Nacemos con ganas de aprender a hablar. El lenguaje se cuela a través del oído y repica en nuestro cerebro. Valentina, seis meses, tiene los ojos intensos y la sonrisa fácil. Si le hablas se queda mirando fijamente, sus ojos en los tuyos, prendida de sonidos y palabras que todavía no entiende pero que se van colando en su hemisferio izquierdo, el que alberga el lenguaje. Si ahora hubiera que extirparle la zona del lenguaje, su cerebro crearía otra en el hemisferio derecho, tan plástico es este órgano y tan importante la capacidad lingüística que el cuerpo humano tiene esta posibilidad. Ojalá se extendiera más allá del año de vida.

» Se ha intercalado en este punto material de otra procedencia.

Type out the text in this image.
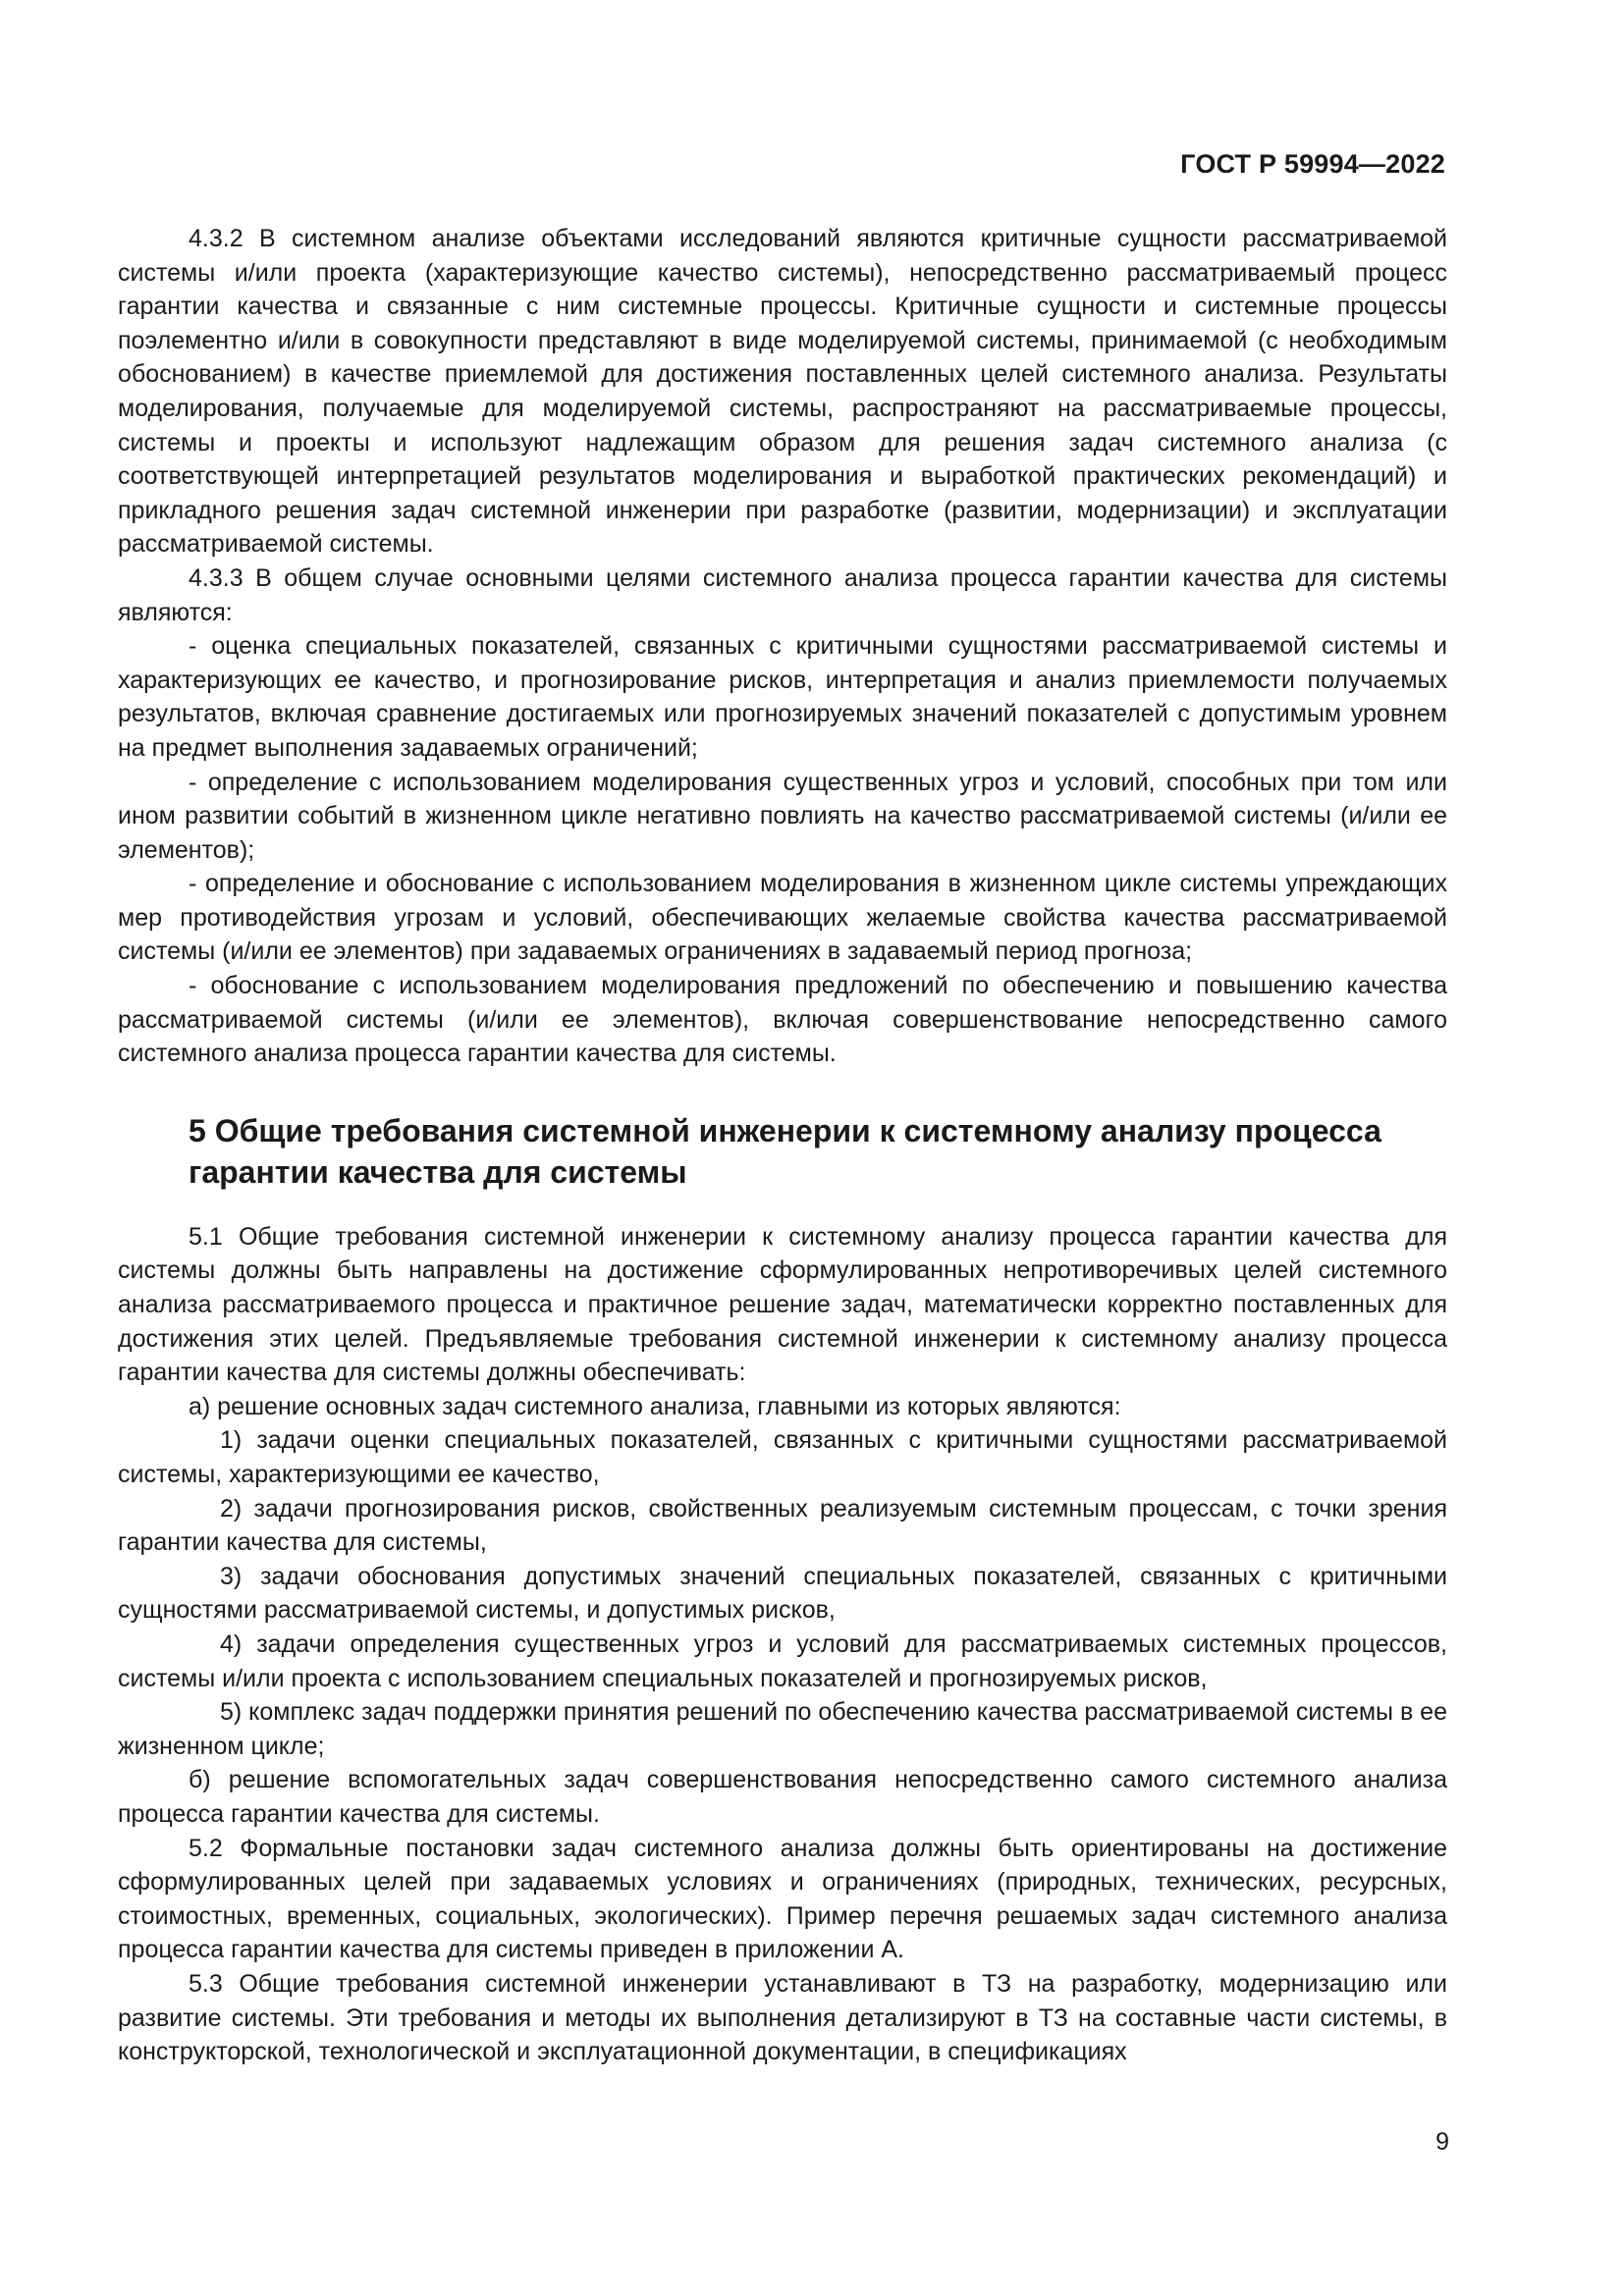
ГОСТ Р 59994—2022

4.3.2 В системном анализе объектами исследований являются критичные сущности рассматриваемой системы и/или проекта (характеризующие качество системы), непосредственно рассматриваемый процесс гарантии качества и связанные с ним системные процессы. Критичные сущности и системные процессы поэлементно и/или в совокупности представляют в виде моделируемой системы, принимаемой (с необходимым обоснованием) в качестве приемлемой для достижения поставленных целей системного анализа. Результаты моделирования, получаемые для моделируемой системы, распространяют на рассматриваемые процессы, системы и проекты и используют надлежащим образом для решения задач системного анализа (с соответствующей интерпретацией результатов моделирования и выработкой практических рекомендаций) и прикладного решения задач системной инженерии при разработке (развитии, модернизации) и эксплуатации рассматриваемой системы.

4.3.3 В общем случае основными целями системного анализа процесса гарантии качества для системы являются:

- оценка специальных показателей, связанных с критичными сущностями рассматриваемой системы и характеризующих ее качество, и прогнозирование рисков, интерпретация и анализ приемлемости получаемых результатов, включая сравнение достигаемых или прогнозируемых значений показателей с допустимым уровнем на предмет выполнения задаваемых ограничений;

- определение с использованием моделирования существенных угроз и условий, способных при том или ином развитии событий в жизненном цикле негативно повлиять на качество рассматриваемой системы (и/или ее элементов);

- определение и обоснование с использованием моделирования в жизненном цикле системы упреждающих мер противодействия угрозам и условий, обеспечивающих желаемые свойства качества рассматриваемой системы (и/или ее элементов) при задаваемых ограничениях в задаваемый период прогноза;

- обоснование с использованием моделирования предложений по обеспечению и повышению качества рассматриваемой системы (и/или ее элементов), включая совершенствование непосредственно самого системного анализа процесса гарантии качества для системы.

5 Общие требования системной инженерии к системному анализу процесса гарантии качества для системы

5.1 Общие требования системной инженерии к системному анализу процесса гарантии качества для системы должны быть направлены на достижение сформулированных непротиворечивых целей системного анализа рассматриваемого процесса и практичное решение задач, математически корректно поставленных для достижения этих целей. Предъявляемые требования системной инженерии к системному анализу процесса гарантии качества для системы должны обеспечивать:

а) решение основных задач системного анализа, главными из которых являются:

1) задачи оценки специальных показателей, связанных с критичными сущностями рассматриваемой системы, характеризующими ее качество,

2) задачи прогнозирования рисков, свойственных реализуемым системным процессам, с точки зрения гарантии качества для системы,

3) задачи обоснования допустимых значений специальных показателей, связанных с критичными сущностями рассматриваемой системы, и допустимых рисков,

4) задачи определения существенных угроз и условий для рассматриваемых системных процессов, системы и/или проекта с использованием специальных показателей и прогнозируемых рисков,

5) комплекс задач поддержки принятия решений по обеспечению качества рассматриваемой системы в ее жизненном цикле;

б) решение вспомогательных задач совершенствования непосредственно самого системного анализа процесса гарантии качества для системы.

5.2 Формальные постановки задач системного анализа должны быть ориентированы на достижение сформулированных целей при задаваемых условиях и ограничениях (природных, технических, ресурсных, стоимостных, временных, социальных, экологических). Пример перечня решаемых задач системного анализа процесса гарантии качества для системы приведен в приложении А.

5.3 Общие требования системной инженерии устанавливают в ТЗ на разработку, модернизацию или развитие системы. Эти требования и методы их выполнения детализируют в ТЗ на составные части системы, в конструкторской, технологической и эксплуатационной документации, в спецификациях

9
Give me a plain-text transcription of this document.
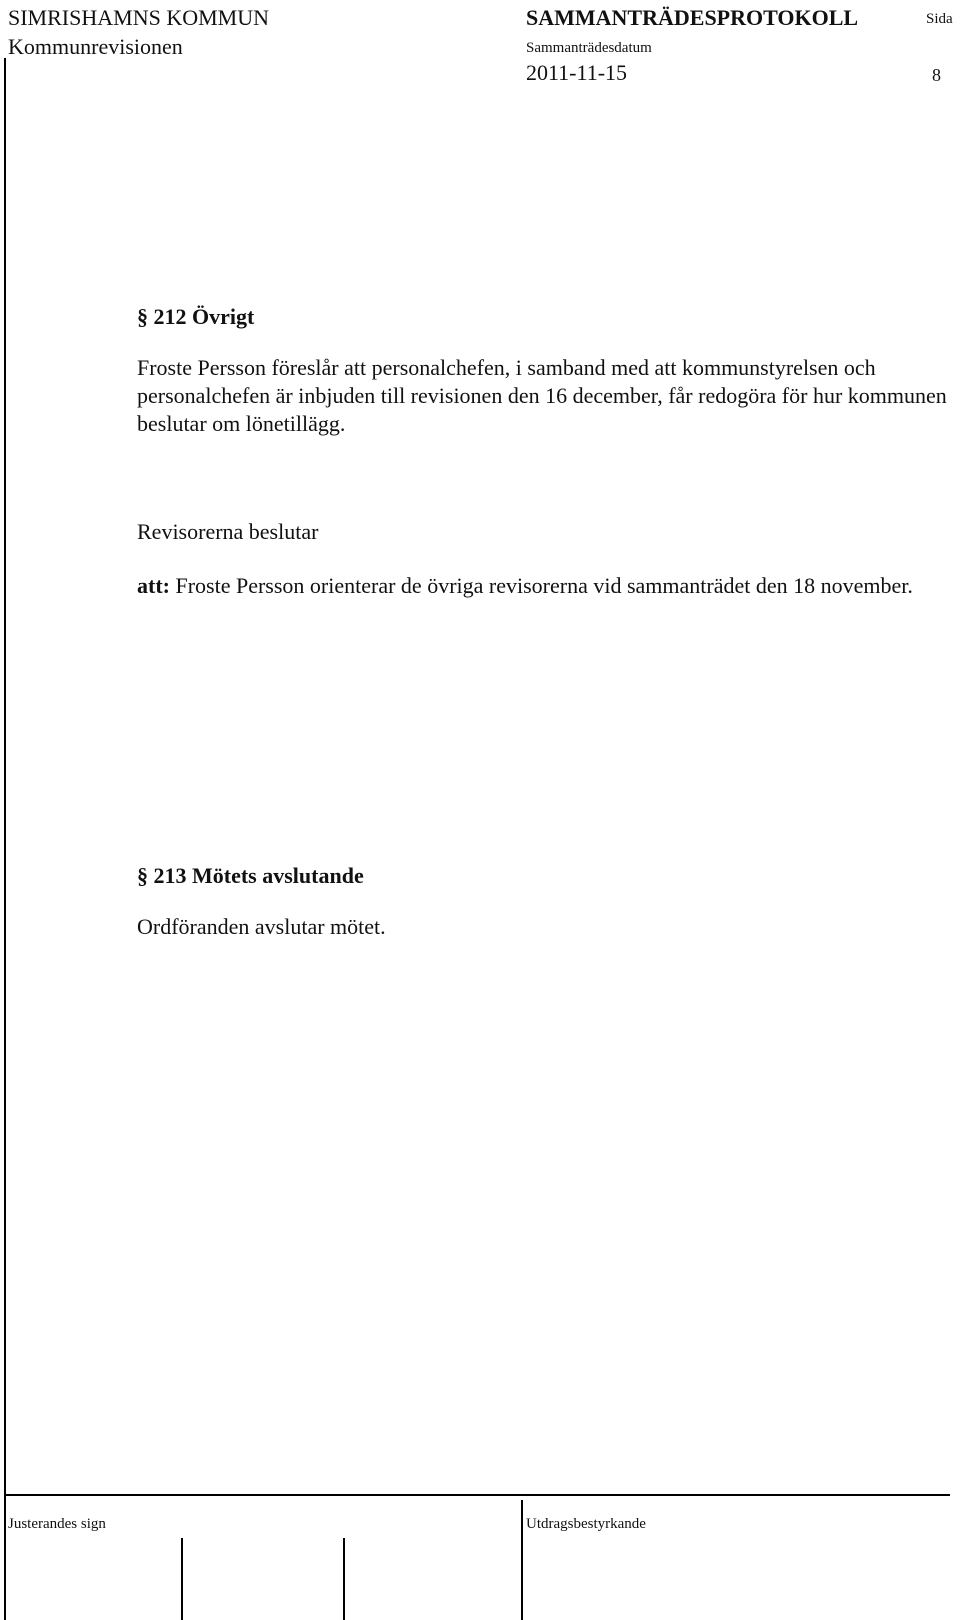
SIMRISHAMNS KOMMUN
Kommunrevisionen
SAMMANTRÄDESPROTOKOLL	Sida
Sammanträdesdatum
2011-11-15	8
§ 212 Övrigt
Froste Persson föreslår att personalchefen, i samband med att kommunstyrelsen och personalchefen är inbjuden till revisionen den 16 december, får redogöra för hur kommunen beslutar om lönetillägg.
Revisorerna beslutar
att: Froste Persson orienterar de övriga revisorerna vid sammanträdet den 18 november.
§ 213 Mötets avslutande
Ordföranden avslutar mötet.
Justerandes sign	Utdragsbestyrkande
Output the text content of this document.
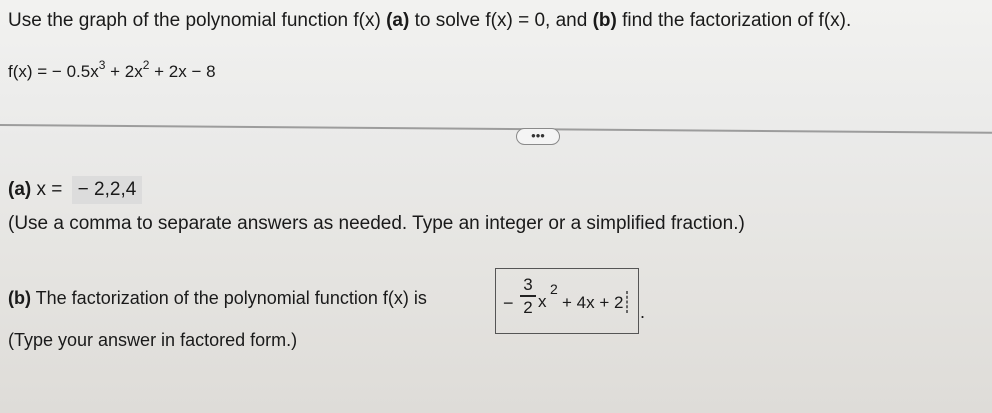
Use the graph of the polynomial function f(x) (a) to solve f(x) = 0, and (b) find the factorization of f(x).
f(x) = − $0.5x^3 + 2x^2 + 2x - 8$
•••
(a) x = − 2,2,4
(Use a comma to separate answers as needed. Type an integer or a simplified fraction.)
(b) The factorization of the polynomial function f(x) is	−
3
2 x
2
+ 4x + 2 .
(Type your answer in factored form.)
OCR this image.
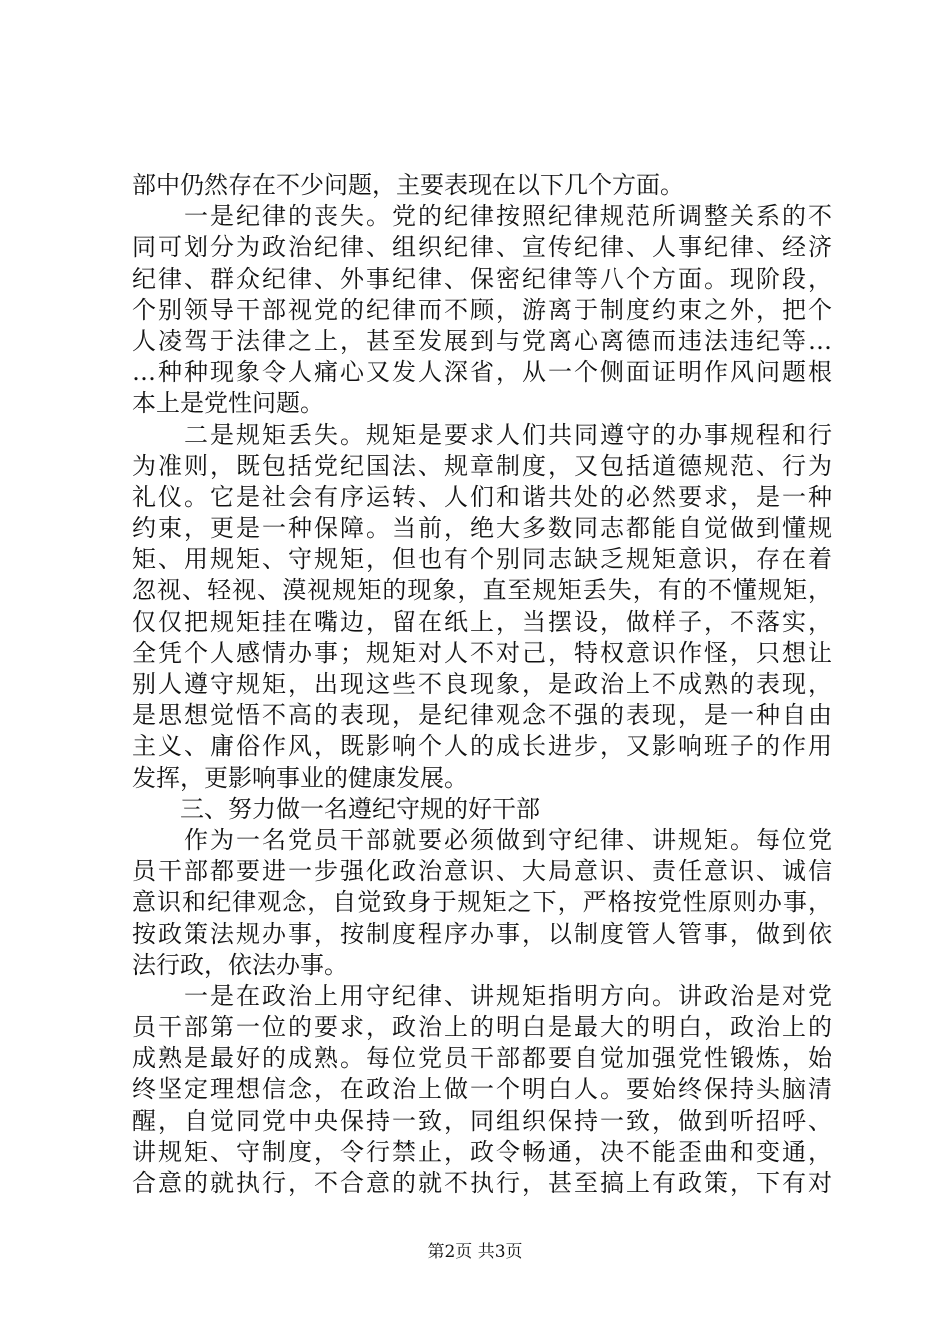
部中仍然存在不少问题，主要表现在以下几个方面。
　　一是纪律的丧失。党的纪律按照纪律规范所调整关系的不
同可划分为政治纪律、组织纪律、宣传纪律、人事纪律、经济
纪律、群众纪律、外事纪律、保密纪律等八个方面。现阶段，
个别领导干部视党的纪律而不顾，游离于制度约束之外，把个
人凌驾于法律之上，甚至发展到与党离心离德而违法违纪等…
…种种现象令人痛心又发人深省，从一个侧面证明作风问题根
本上是党性问题。
　　二是规矩丢失。规矩是要求人们共同遵守的办事规程和行
为准则，既包括党纪国法、规章制度，又包括道德规范、行为
礼仪。它是社会有序运转、人们和谐共处的必然要求，是一种
约束，更是一种保障。当前，绝大多数同志都能自觉做到懂规
矩、用规矩、守规矩，但也有个别同志缺乏规矩意识，存在着
忽视、轻视、漠视规矩的现象，直至规矩丢失，有的不懂规矩，
仅仅把规矩挂在嘴边，留在纸上，当摆设，做样子，不落实，
全凭个人感情办事；规矩对人不对己，特权意识作怪，只想让
别人遵守规矩，出现这些不良现象，是政治上不成熟的表现，
是思想觉悟不高的表现，是纪律观念不强的表现，是一种自由
主义、庸俗作风，既影响个人的成长进步，又影响班子的作用
发挥，更影响事业的健康发展。
　　三、努力做一名遵纪守规的好干部
　　作为一名党员干部就要必须做到守纪律、讲规矩。每位党
员干部都要进一步强化政治意识、大局意识、责任意识、诚信
意识和纪律观念，自觉致身于规矩之下，严格按党性原则办事，
按政策法规办事，按制度程序办事，以制度管人管事，做到依
法行政，依法办事。
　　一是在政治上用守纪律、讲规矩指明方向。讲政治是对党
员干部第一位的要求，政治上的明白是最大的明白，政治上的
成熟是最好的成熟。每位党员干部都要自觉加强党性锻炼，始
终坚定理想信念，在政治上做一个明白人。要始终保持头脑清
醒，自觉同党中央保持一致，同组织保持一致，做到听招呼、
讲规矩、守制度，令行禁止，政令畅通，决不能歪曲和变通，
合意的就执行，不合意的就不执行，甚至搞上有政策，下有对
第2页 共3页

Valentina se concentra en las palabras y, dedicando a tu voz una atención exclusiva, te devuelve una sonrisa en justa correspondencia a lo feliz que le hace oírte hablar. Se la ve recurrir a su garganta e intentar reproducir algún sonido, repetir lo que oye, pero todavía le falta entrenamiento. A nosotros no nos importa que nos entienda o no, seguiremos hablándole, no porque pensemos que hay que enseñarle a hablar, sino porque aparte de que disfrutamos haciéndolo, la sonrisa que nos devuelve hará que queramos volver a por más.